Food Platter Material Study
January 2022 -
March 2022
Scene Created in Unreal
All assets created by Kevin Kincaid
Food Platter Material Study is a video rendered in Unreal meant to demonstrate materials. It depicts a cheese board consisting of sliced meats, honey, jam, fruits, and cheese. The video shows the same four shots twice. The first pass shows the cheese board with fresh food, and the second shows the same board after several months have passed, with mold growing on the cheese and the fruit now rotten. The underlying model does not change, only the materials are different.
This project was created as part of my Materials Production class at Savannah College of Art and Design. The focus of this assignment was learning to create biological materials. Each material was to have a 'fresh' version and an 'aged' version. The materials use subsurface scattering as well as height displacement to achieve the intended appearance.
Completed Materials
Development Process
This project required several revisions as I slowly improved on the material creation process. We had a different milestone to complete for every class, but I still had to backtrack to improve earlier steps. One of the main problems I had was in having to revise the model many times after finding the geometry was insufficient for the detail I wanted.
The model originally started out with four separate materials being used (middle version). It grew to seven after the first review milestone, and the final version had ten different materials. I also worked to balance the effects that should created in the material vs creating them with geometry. For instance bubbles in the honey were created with small low-poly spheres.
The image to the left shows the first application of materials in Substance Painter. This was using one of the early models, hence why some geometric elements have such rough edges. The model was revised before being imported into Unreal. Additionally, I added subsurface scattering to the materials to assist with the biological appearance.
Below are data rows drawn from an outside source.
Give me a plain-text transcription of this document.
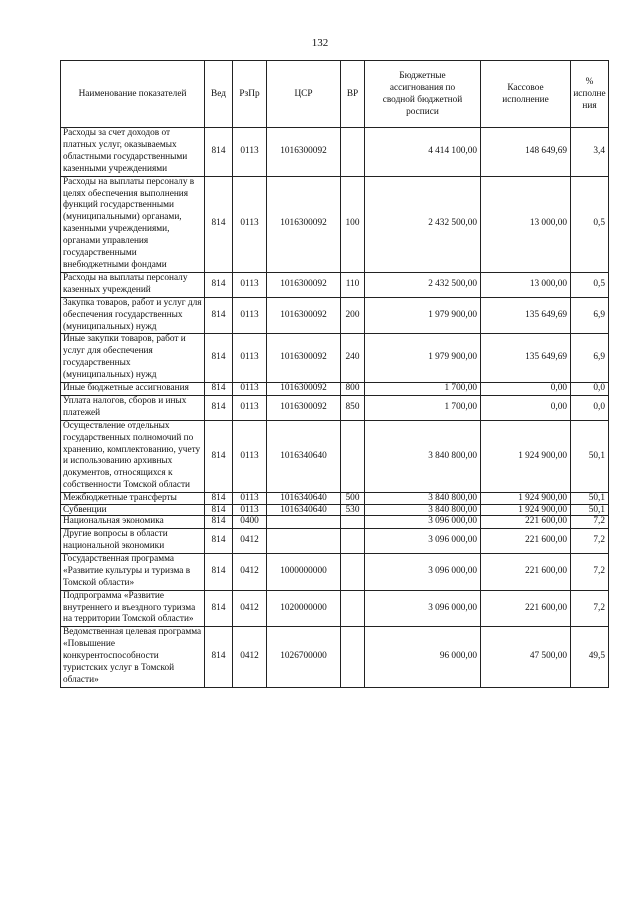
132
Наименование показателей	Вед	РзПр	ЦСР	ВР	Бюджетные ассигнования по сводной бюджетной росписи	Кассовое исполнение	% исполне ния
Расходы за счет доходов от платных услуг, оказываемых областными государственными казенными учреждениями	814	0113	1016300092		4 414 100,00	148 649,69	3,4
Расходы на выплаты персоналу в целях обеспечения выполнения функций государственными (муниципальными) органами, казенными учреждениями, органами управления государственными внебюджетными фондами	814	0113	1016300092	100	2 432 500,00	13 000,00	0,5
Расходы на выплаты персоналу казенных учреждений	814	0113	1016300092	110	2 432 500,00	13 000,00	0,5
Закупка товаров, работ и услуг для обеспечения государственных (муниципальных) нужд	814	0113	1016300092	200	1 979 900,00	135 649,69	6,9
Иные закупки товаров, работ и услуг для обеспечения государственных (муниципальных) нужд	814	0113	1016300092	240	1 979 900,00	135 649,69	6,9
Иные бюджетные ассигнования	814	0113	1016300092	800	1 700,00	0,00	0,0
Уплата налогов, сборов и иных платежей	814	0113	1016300092	850	1 700,00	0,00	0,0
Осуществление отдельных государственных полномочий по хранению, комплектованию, учету и использованию архивных документов, относящихся к собственности Томской области	814	0113	1016340640		3 840 800,00	1 924 900,00	50,1
Межбюджетные трансферты	814	0113	1016340640	500	3 840 800,00	1 924 900,00	50,1
Субвенции	814	0113	1016340640	530	3 840 800,00	1 924 900,00	50,1
Национальная экономика	814	0400			3 096 000,00	221 600,00	7,2
Другие вопросы в области национальной экономики	814	0412			3 096 000,00	221 600,00	7,2
Государственная программа «Развитие культуры и туризма в Томской области»	814	0412	1000000000		3 096 000,00	221 600,00	7,2
Подпрограмма «Развитие внутреннего и въездного туризма на территории Томской области»	814	0412	1020000000		3 096 000,00	221 600,00	7,2
Ведомственная целевая программа «Повышение конкурентоспособности туристских услуг в Томской области»	814	0412	1026700000		96 000,00	47 500,00	49,5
This was the first test of all materials in the Unreal Environment. I created each material in Substance Designer with a specific exposed parameter to transition each material from 'fresh' to 'aged' versions.
Each material aged differently, but there were two broad categories: rotting & molding. Rotting applied for the fruit. The materials had additional texture inputs to create spots of discoloration. I also used a height map multiplied by negative values, so the fruit appeared to have deformed inwards as they rotted.
Molding applied to cheese and meat. For the cheeses I created simple mold patterns, and then used them as tile generator inputs to create a random pattern. The salami & ham were simpler, only applying a broad texture across the surface. The mold patterns could also be easily manipulated so that they did not appear repetitious across the food platter.
Two materials did not follow this pattern. Crackers don't tend to mold within the time span depicted here, and honey crystallizes, so I used a height map and changed the opacity.
I am very happy with the outcome of this project. It isn't perfect, but it allowed me to improve my modeling ability and learn material creation. This improvement to my art production skills have helped me to create prototype assets to assist in game development.